The Air does everything I love about netbooks – fast, lightweight in size and usability, ditching the unnecessary – without the compromises and brick walls you hit with netbooks. Unless you’re a serious power user in the picture or video field (or you really need a 300GB+ hard drive), it’s not a secondary computer, it’s your main one. And it makes the idea of owning an iPad as anything other than really expensive portable telly you can play Angry Birds on seem faintly ridiculous.

5 thoughts on “Three weeks with a MacBook Air

  1. It really is a thing of beauty, is it not? My only regret is that I didn’t eBay the MacBook Pro quickly enough: the new version has just come out, so doubtless I’ll have lost money now. Bah.
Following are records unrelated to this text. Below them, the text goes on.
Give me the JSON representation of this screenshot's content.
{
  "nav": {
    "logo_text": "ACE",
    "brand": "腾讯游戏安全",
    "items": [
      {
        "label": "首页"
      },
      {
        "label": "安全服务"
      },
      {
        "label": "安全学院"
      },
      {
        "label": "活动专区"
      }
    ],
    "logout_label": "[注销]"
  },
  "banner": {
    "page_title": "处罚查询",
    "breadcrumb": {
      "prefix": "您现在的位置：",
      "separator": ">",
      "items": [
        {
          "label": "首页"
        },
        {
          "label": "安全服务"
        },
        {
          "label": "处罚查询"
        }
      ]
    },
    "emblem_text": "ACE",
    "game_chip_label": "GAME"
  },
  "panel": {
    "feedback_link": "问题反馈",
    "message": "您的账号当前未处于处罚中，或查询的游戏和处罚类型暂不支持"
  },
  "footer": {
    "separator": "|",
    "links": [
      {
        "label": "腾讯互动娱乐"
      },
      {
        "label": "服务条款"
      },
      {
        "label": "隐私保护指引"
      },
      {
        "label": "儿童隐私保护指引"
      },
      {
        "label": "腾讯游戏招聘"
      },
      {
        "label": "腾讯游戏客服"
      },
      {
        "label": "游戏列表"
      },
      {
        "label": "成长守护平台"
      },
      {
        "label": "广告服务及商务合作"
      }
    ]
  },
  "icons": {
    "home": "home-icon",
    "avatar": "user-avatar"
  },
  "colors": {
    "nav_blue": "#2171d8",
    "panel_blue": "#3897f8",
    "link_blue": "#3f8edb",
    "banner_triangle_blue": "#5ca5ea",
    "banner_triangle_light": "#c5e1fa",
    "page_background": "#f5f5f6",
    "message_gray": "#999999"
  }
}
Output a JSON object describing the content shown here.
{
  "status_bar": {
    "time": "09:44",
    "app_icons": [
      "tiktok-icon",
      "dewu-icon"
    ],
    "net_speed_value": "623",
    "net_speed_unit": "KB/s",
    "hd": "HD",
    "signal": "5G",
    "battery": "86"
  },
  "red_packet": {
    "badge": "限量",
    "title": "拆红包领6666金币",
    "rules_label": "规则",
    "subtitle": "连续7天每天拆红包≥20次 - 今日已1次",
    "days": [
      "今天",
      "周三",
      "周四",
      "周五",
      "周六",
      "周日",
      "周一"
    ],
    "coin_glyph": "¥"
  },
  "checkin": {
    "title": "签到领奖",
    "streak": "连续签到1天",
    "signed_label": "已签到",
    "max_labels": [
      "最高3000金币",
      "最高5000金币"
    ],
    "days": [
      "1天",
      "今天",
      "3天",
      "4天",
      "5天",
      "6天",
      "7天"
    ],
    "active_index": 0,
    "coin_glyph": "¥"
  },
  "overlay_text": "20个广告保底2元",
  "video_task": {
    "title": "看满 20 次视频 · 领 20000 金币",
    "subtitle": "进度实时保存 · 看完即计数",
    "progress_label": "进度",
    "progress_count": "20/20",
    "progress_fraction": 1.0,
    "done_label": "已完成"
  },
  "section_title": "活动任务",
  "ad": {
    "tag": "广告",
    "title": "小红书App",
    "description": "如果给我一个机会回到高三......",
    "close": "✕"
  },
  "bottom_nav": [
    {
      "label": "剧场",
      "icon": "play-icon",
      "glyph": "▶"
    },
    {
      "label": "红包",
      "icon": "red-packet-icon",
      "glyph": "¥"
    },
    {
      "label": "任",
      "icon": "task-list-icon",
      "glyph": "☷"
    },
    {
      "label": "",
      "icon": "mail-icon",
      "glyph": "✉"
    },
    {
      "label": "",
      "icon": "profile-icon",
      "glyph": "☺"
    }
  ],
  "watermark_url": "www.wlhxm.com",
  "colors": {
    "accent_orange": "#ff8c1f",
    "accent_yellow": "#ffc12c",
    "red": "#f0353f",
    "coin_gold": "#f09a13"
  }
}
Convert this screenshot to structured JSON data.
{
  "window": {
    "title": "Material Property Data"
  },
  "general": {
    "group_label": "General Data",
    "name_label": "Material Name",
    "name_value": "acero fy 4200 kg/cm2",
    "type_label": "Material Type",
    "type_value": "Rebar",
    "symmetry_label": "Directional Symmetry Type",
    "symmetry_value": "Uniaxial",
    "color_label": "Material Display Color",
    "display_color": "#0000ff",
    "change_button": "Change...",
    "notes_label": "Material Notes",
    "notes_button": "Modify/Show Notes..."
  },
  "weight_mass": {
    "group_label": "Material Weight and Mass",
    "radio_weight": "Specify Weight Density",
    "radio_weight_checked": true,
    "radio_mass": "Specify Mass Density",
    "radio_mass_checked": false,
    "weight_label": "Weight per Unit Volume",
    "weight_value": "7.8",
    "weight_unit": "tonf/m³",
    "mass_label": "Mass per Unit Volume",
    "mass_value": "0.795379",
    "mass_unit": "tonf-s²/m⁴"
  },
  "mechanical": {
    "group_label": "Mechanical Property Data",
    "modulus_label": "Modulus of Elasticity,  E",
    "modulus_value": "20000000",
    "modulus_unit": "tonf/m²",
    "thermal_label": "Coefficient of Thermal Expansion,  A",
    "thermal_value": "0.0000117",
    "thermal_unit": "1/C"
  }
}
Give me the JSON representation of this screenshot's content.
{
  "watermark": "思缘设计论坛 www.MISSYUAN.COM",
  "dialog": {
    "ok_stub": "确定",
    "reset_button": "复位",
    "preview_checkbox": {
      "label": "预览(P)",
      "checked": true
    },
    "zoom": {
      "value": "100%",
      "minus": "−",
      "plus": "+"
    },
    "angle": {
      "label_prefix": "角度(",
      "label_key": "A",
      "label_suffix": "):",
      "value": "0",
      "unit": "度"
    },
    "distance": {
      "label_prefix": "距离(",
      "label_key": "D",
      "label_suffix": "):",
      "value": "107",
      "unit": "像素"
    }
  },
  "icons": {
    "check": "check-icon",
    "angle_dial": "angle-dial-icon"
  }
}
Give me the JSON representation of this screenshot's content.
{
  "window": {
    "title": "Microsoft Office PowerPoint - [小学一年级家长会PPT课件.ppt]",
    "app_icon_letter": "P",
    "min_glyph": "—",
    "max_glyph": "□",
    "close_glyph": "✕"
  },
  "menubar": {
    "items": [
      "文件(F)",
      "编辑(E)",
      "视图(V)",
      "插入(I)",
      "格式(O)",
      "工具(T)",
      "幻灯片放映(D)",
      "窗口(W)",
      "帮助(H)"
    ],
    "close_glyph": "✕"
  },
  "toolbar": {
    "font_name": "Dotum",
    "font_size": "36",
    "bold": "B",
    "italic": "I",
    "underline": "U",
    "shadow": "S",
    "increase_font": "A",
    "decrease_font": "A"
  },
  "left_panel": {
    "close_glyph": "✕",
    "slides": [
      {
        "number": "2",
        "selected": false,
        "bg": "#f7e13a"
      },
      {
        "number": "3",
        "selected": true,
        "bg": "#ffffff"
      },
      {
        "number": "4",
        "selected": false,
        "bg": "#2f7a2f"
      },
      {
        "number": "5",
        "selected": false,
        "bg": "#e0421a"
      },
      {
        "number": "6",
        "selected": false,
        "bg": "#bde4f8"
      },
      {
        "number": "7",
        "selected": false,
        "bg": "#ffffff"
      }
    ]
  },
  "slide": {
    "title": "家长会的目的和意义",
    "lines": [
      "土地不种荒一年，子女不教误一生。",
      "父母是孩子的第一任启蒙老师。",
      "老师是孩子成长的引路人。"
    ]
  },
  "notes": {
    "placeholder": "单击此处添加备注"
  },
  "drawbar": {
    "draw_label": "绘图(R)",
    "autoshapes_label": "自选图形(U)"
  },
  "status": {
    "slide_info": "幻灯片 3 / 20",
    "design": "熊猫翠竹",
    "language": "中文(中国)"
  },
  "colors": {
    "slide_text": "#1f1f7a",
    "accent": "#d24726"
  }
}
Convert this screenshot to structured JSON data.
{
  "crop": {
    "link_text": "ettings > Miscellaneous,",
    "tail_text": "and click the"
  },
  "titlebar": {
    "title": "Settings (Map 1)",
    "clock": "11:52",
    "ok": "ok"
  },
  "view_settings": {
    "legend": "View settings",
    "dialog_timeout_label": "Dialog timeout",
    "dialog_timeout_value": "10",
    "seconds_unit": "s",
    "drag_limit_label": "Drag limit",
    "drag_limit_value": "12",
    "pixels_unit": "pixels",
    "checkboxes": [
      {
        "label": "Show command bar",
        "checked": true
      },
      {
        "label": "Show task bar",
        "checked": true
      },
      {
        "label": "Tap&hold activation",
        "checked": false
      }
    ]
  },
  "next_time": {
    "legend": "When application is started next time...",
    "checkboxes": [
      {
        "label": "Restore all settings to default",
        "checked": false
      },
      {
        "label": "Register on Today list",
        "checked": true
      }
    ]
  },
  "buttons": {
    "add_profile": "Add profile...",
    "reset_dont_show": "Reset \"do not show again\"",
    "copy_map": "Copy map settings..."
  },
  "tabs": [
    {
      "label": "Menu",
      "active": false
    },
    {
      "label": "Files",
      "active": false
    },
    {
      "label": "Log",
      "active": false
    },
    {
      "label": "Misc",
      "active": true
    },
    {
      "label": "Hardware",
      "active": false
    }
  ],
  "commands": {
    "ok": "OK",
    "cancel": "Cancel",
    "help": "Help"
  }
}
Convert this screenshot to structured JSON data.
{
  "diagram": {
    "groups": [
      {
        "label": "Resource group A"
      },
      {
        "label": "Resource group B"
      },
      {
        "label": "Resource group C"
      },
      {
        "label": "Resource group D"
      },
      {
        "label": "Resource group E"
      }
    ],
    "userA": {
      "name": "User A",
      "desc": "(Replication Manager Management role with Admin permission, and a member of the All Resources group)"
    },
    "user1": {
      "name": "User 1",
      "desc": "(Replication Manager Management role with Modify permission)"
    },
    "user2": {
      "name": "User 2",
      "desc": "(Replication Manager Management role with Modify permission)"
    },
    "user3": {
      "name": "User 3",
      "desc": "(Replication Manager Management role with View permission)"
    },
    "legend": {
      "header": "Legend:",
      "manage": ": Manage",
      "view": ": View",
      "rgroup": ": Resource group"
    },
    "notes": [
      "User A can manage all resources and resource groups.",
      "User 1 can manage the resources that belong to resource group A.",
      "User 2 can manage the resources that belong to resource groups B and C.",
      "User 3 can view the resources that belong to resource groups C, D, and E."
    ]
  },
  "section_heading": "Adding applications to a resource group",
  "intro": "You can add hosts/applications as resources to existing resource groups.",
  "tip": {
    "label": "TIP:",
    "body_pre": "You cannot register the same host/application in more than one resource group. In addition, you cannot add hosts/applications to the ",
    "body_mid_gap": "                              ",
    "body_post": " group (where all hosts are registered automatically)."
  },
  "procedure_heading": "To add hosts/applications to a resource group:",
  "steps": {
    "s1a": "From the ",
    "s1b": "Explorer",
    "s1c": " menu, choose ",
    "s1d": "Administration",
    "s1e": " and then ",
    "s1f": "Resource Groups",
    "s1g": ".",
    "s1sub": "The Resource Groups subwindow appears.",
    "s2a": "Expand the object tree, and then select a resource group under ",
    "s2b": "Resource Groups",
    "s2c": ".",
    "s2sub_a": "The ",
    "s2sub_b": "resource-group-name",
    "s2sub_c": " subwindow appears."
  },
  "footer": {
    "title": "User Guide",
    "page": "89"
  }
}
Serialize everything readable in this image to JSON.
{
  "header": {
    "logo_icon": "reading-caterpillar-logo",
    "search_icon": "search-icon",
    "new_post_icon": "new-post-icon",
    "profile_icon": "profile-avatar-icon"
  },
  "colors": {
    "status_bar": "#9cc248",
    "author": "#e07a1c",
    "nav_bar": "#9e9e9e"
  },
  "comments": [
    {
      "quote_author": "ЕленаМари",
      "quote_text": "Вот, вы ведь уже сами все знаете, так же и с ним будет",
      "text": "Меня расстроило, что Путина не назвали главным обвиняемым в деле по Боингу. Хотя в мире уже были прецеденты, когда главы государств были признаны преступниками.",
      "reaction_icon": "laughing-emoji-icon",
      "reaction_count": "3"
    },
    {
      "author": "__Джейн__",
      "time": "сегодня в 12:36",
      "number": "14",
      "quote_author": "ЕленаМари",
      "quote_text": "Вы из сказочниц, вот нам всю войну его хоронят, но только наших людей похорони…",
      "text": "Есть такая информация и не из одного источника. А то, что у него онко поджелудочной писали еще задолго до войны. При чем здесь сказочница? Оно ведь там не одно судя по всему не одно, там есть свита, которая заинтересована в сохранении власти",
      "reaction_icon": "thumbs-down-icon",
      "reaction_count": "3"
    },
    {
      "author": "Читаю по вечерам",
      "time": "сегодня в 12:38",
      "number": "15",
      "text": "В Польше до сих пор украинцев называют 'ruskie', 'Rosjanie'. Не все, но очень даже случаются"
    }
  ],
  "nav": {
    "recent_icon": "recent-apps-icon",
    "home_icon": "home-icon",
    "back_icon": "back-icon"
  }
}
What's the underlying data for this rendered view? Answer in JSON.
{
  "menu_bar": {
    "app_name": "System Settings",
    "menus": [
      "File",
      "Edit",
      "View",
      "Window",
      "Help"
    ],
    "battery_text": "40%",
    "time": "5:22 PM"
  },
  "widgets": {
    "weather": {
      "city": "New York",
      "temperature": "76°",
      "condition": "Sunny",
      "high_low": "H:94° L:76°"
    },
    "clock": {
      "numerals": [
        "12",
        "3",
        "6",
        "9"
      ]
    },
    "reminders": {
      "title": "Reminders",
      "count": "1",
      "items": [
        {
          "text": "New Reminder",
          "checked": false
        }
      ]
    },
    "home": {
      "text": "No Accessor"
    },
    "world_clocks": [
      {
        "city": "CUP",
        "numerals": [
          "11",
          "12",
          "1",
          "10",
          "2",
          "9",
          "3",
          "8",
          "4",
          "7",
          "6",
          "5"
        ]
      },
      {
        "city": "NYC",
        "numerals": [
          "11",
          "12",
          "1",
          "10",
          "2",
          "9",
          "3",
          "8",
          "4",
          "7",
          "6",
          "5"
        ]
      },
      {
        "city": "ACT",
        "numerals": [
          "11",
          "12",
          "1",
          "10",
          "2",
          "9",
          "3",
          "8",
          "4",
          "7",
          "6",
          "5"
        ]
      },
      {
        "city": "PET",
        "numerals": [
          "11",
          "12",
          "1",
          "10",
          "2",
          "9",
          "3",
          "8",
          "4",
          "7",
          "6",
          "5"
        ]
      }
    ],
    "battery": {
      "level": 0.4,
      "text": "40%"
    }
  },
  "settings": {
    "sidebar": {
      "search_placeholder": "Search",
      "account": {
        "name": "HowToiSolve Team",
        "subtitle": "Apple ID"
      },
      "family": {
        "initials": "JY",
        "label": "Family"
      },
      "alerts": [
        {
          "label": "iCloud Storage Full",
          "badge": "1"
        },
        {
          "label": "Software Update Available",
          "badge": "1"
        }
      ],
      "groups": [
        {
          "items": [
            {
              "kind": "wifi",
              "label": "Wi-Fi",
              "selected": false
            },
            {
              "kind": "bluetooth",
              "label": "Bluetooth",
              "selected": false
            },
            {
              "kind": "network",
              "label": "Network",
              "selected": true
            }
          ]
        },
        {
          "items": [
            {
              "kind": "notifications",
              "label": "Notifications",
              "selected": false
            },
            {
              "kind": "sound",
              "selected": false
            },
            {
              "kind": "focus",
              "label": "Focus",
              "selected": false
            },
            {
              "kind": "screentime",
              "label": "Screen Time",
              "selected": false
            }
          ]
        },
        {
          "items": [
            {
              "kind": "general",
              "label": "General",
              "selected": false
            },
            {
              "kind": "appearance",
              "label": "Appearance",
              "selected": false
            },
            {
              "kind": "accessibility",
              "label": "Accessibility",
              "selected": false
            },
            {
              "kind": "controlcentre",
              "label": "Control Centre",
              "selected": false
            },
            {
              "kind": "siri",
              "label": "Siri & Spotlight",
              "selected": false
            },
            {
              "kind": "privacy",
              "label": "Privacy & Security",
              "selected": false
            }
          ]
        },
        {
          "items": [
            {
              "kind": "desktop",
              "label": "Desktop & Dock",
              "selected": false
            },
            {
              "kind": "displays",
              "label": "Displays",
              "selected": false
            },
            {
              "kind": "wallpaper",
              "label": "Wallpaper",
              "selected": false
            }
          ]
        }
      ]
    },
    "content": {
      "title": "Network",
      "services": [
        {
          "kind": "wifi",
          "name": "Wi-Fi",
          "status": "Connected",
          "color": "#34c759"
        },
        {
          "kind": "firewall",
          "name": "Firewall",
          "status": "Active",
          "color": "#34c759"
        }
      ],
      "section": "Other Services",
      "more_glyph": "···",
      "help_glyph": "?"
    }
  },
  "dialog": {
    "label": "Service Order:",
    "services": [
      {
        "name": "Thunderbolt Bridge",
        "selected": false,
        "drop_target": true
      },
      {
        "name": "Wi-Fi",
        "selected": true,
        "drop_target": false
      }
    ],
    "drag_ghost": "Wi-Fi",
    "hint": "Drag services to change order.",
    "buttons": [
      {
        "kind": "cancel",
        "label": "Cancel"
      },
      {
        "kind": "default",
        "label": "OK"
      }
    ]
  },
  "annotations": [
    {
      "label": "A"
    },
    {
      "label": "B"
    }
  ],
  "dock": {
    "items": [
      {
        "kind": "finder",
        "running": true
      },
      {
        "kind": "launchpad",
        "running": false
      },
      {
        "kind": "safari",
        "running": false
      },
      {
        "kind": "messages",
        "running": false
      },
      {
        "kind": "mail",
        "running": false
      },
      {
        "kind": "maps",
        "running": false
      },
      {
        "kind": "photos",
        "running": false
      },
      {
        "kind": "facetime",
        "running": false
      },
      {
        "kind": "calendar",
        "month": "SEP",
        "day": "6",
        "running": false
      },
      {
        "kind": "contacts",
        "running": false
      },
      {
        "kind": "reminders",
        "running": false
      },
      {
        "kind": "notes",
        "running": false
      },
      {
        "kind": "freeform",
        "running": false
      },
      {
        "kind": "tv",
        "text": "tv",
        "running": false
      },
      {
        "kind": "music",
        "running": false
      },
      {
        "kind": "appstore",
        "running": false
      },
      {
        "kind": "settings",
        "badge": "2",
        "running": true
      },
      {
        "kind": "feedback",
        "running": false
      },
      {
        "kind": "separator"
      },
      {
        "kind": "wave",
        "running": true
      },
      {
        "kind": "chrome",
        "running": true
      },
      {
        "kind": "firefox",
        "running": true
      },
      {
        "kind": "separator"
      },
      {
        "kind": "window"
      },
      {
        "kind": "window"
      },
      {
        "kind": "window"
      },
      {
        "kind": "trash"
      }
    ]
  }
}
    (I still have yet to find a drawback with the MacBook Air 11″, with the teeny irritation of having to get a display adaptor / USB ethernet adaptor / SD card adaptor).

  2. It has no built in sim card, is therefore imperfect and I don’t need to buy it (grnharfgffhhhff)…

  3. I use a laptop exclusively, and I am a programmer. All of my work is done connected to UNIX machine over VNC (editing with Emacs), or locally editing files with Emacs.

    I work a lot at cafes, or from home. Right now, I’m happily getting along with my Macbook. Do you think the reduced screen size of the 11 inch is an issue with this kind of constant use?

  4. I certainly haven’t found any problem with the screen size. Obviously, everybody’s use is different, but remember that the resolution on the 11inch Air is actually marginally better than that on the 13inch MacBook and MacBook Pro.

    Resolution isn’t everything, of course, physical size also matters – but I don’t have any problem, for example, running a couple of apps side by side and switching between both. For mostly text-based work especially, it’s absolutely fine.